Unfortunately, I haven't been able to get the run.py script to execute. Maybe you guys could take a look.

Keep in mind I'm new to ML and AI and I'm still learning. I literally just learned about safetensors and haven't had the opportunity to look under the hood yet.

I'm learning about all of this stuff because I'm ultimately interested in making local models that can run on low to mid range consumer hardware from scratch. I've still got a lot to learn, but that's my end goal.

I'm talking about making a 10 - 120 Million parameter model useful (which seems absurd and farfetched at the moment, but I believe it can be done).

Anyways, just wanted to let you know it's not ready yet and I'll update you guys as I progress. If you find anything, lmk and I'll see what I can do.

Mathwhizdude commented 1 year ago

Looks good I'm new as well.

PromtEngineer commented 1 year ago

@teleprint-me I think there is a bug in run.py and __init__.py.

Even if you are not using a quantized model, possible values of model_safetensors are limited to the ones provided in CHOICE_MODEL_SAFETENSORS. If you provide None or don't provide a value, it will use the default value and results in an error.

Inside __init__.py, you have the following defaults:

DEFAULT_MODEL_REPOSITORY: str = "TheBloke/WizardLM-7B-V1.0-Uncensored-GGML" DEFAULT_MODEL_SAFETENSORS: str = ( "WizardLM-7B-uncensored-GPTQ-4bit-128g.compat.no-act-order.safetensors" )

But in the readme you highlighted that with GGML not to use safetensors.

I was testing this on M2 and am running into some other issues as well but probably they are Apple specific. For some reasons this version runs lot slower on my machine compared to the previous ones but the memory usage is very similar. I am still trying to figure out what's causing that. Have you noticed anything like that?

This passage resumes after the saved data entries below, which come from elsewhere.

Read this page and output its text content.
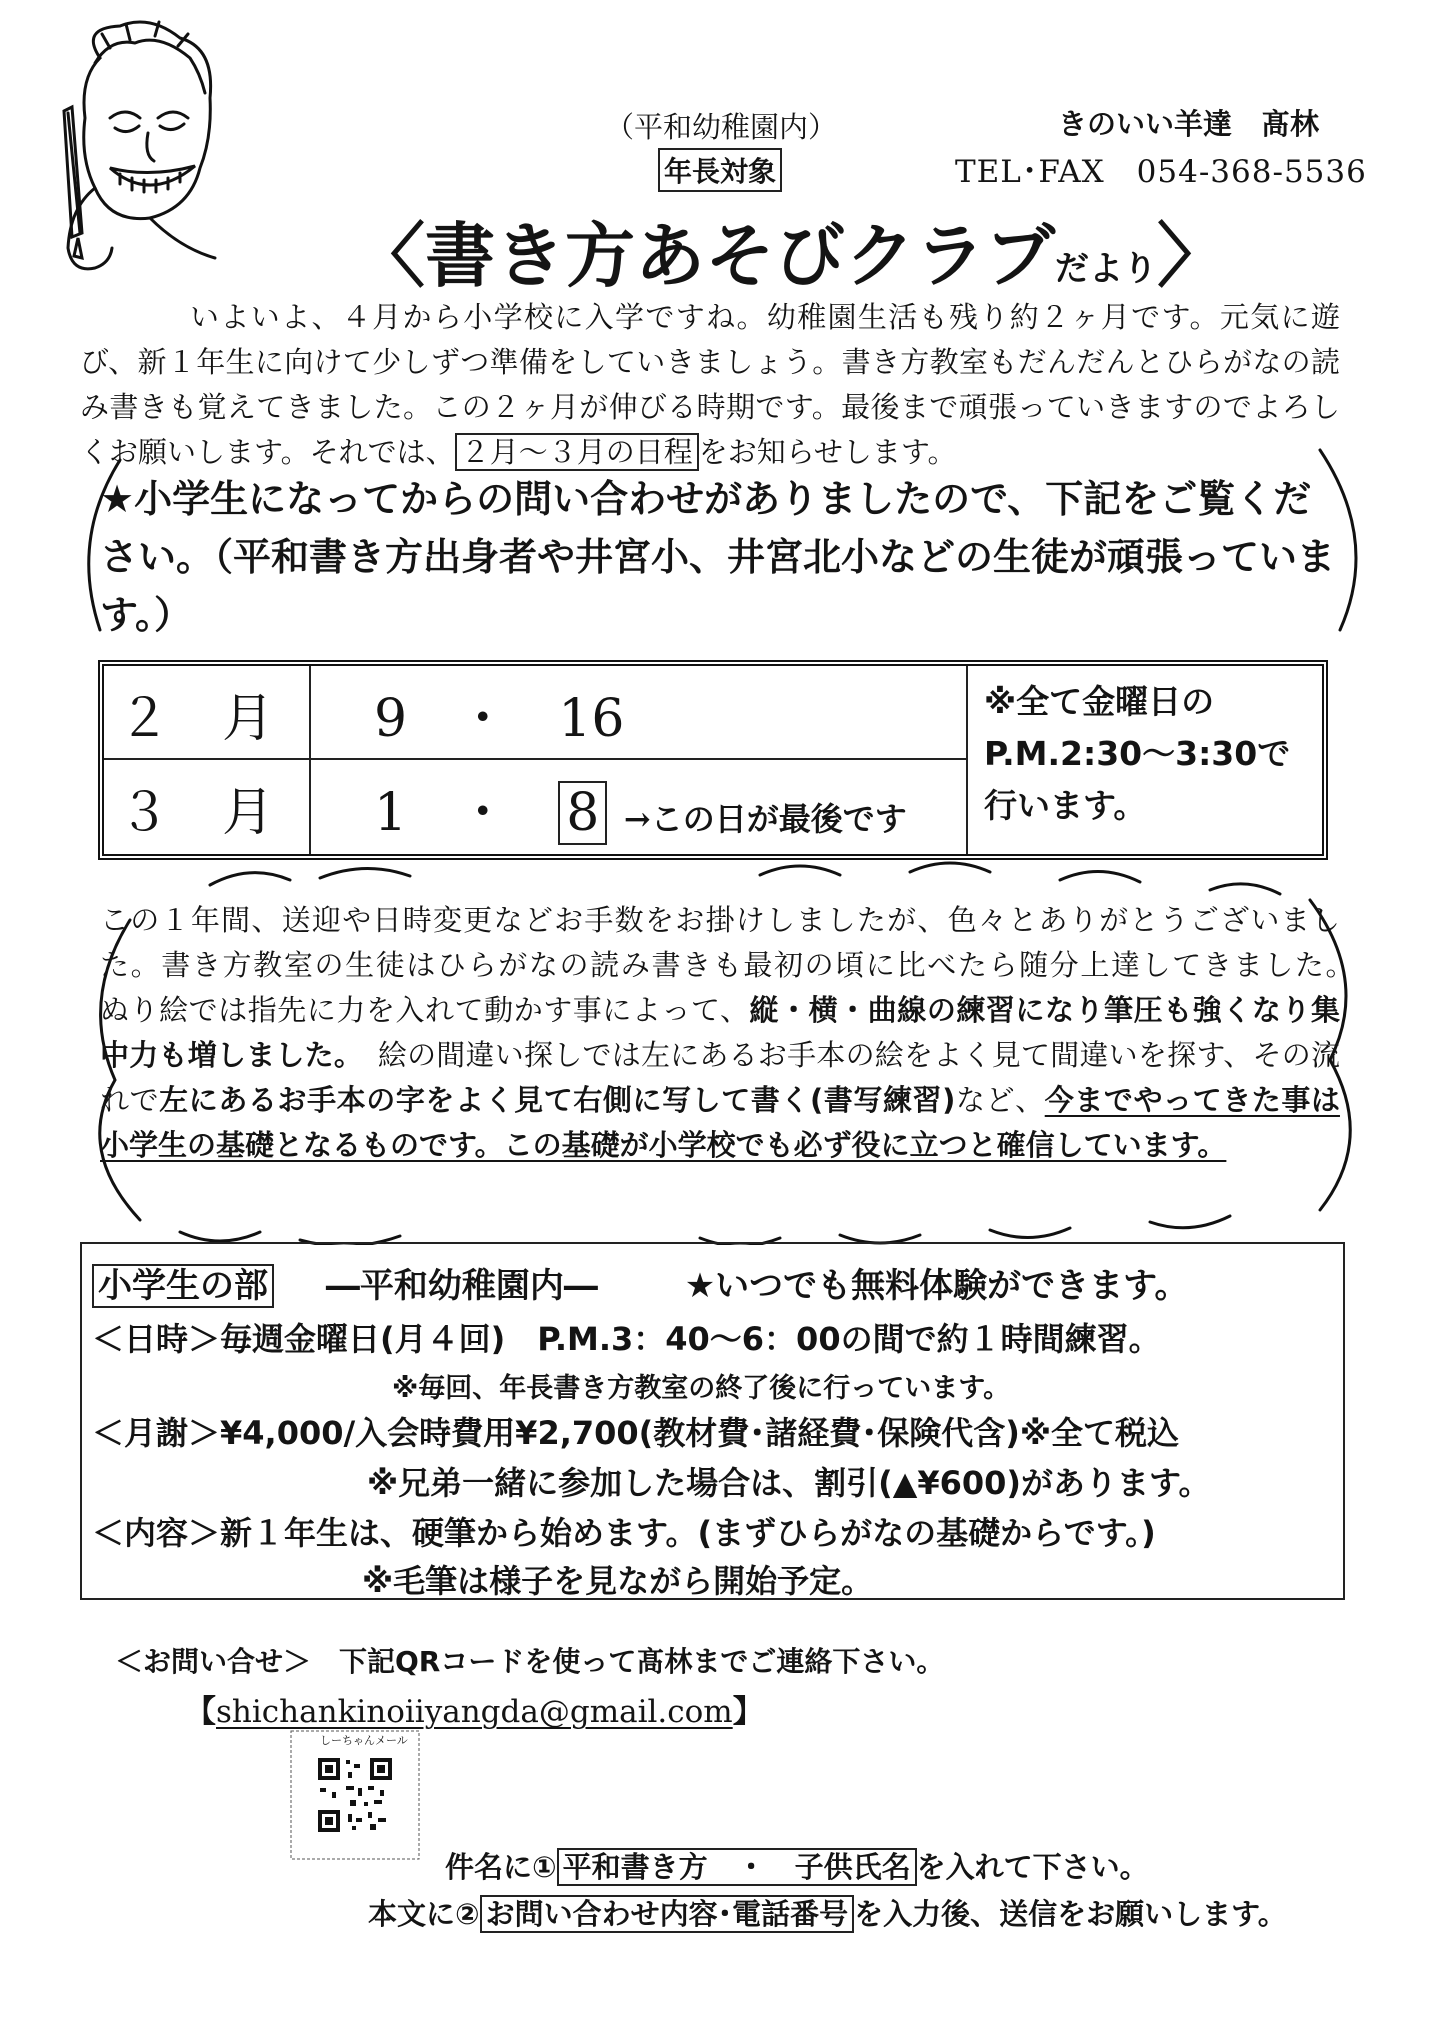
（平和幼稚園内）
年長対象
きのいい羊達　髙林
TEL･FAX　054-368-5536
〈書き方あそびクラブだより〉
いよいよ、４月から小学校に入学ですね。幼稚園生活も残り約２ヶ月です。元気に遊び、新１年生に向けて少しずつ準備をしていきましょう。書き方教室もだんだんとひらがなの読み書きも覚えてきました。この２ヶ月が伸びる時期です。最後まで頑張っていきますのでよろしくお願いします。それでは、 ２月～３月の日程 をお知らせします。
★小学生になってからの問い合わせがありましたので、下記をご覧ください。（平和書き方出身者や井宮小、井宮北小などの生徒が頑張っています。）
２　月 9 ・ 16
３　月 1 ・ 8 →この日が最後です
※全て金曜日のP.M.2:30～3:30で行います。
この１年間、送迎や日時変更などお手数をお掛けしましたが、色々とありがとうございました。書き方教室の生徒はひらがなの読み書きも最初の頃に比べたら随分上達してきました。　　ぬり絵では指先に力を入れて動かす事によって、縦・横・曲線の練習になり筆圧も強くなり集中力も増しました。　絵の間違い探しでは左にあるお手本の絵をよく見て間違いを探す、その流れで左にあるお手本の字をよく見て右側に写して書く(書写練習)など、今までやってきた事は小学生の基礎となるものです。この基礎が小学校でも必ず役に立つと確信しています。
小学生の部 ―平和幼稚園内―	★いつでも無料体験ができます。
＜日時＞毎週金曜日(月４回)　P.M.3：40～6：00の間で約１時間練習。
※毎回、年長書き方教室の終了後に行っています。
＜月謝＞¥4,000/入会時費用¥2,700(教材費･諸経費･保険代含)※全て税込
※兄弟一緒に参加した場合は、割引(▲¥600)があります。
＜内容＞新１年生は、硬筆から始めます。(まずひらがなの基礎からです。)
※毛筆は様子を見ながら開始予定。
＜お問い合せ＞　下記QRコードを使って髙林までご連絡下さい。
【shichankinoiiyangda@gmail.com】
しーちゃんメール
件名に① 平和書き方　・　子供氏名 を入れて下さい。
本文に② お問い合わせ内容･電話番号 を入力後、送信をお願いします。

I will spend some more time on it tomorrow to see if notice anything else.

We are all in the same boat :-) Happy learning!

teleprint-me commented 1 year ago

Yeah, I got ahead of myself because I was preparing to include llama.cpp. I still needed to iron out the ModelLoader class and the constants as you found out.

There's a setting you need to flip for the M2. You're experiencing a common issue. I unfortunately cannot remember where I read it admist the swath of docs and code I've found myself in. I made a mental note, but was doing something else at the time.

That and I'm in the middle of trying to figure out the issues related to bitsandbytes because I just ran into it (again).

I just documented some of the stuff in issue #167 because I'm pretty sure that bitsandbytes is whats causing it.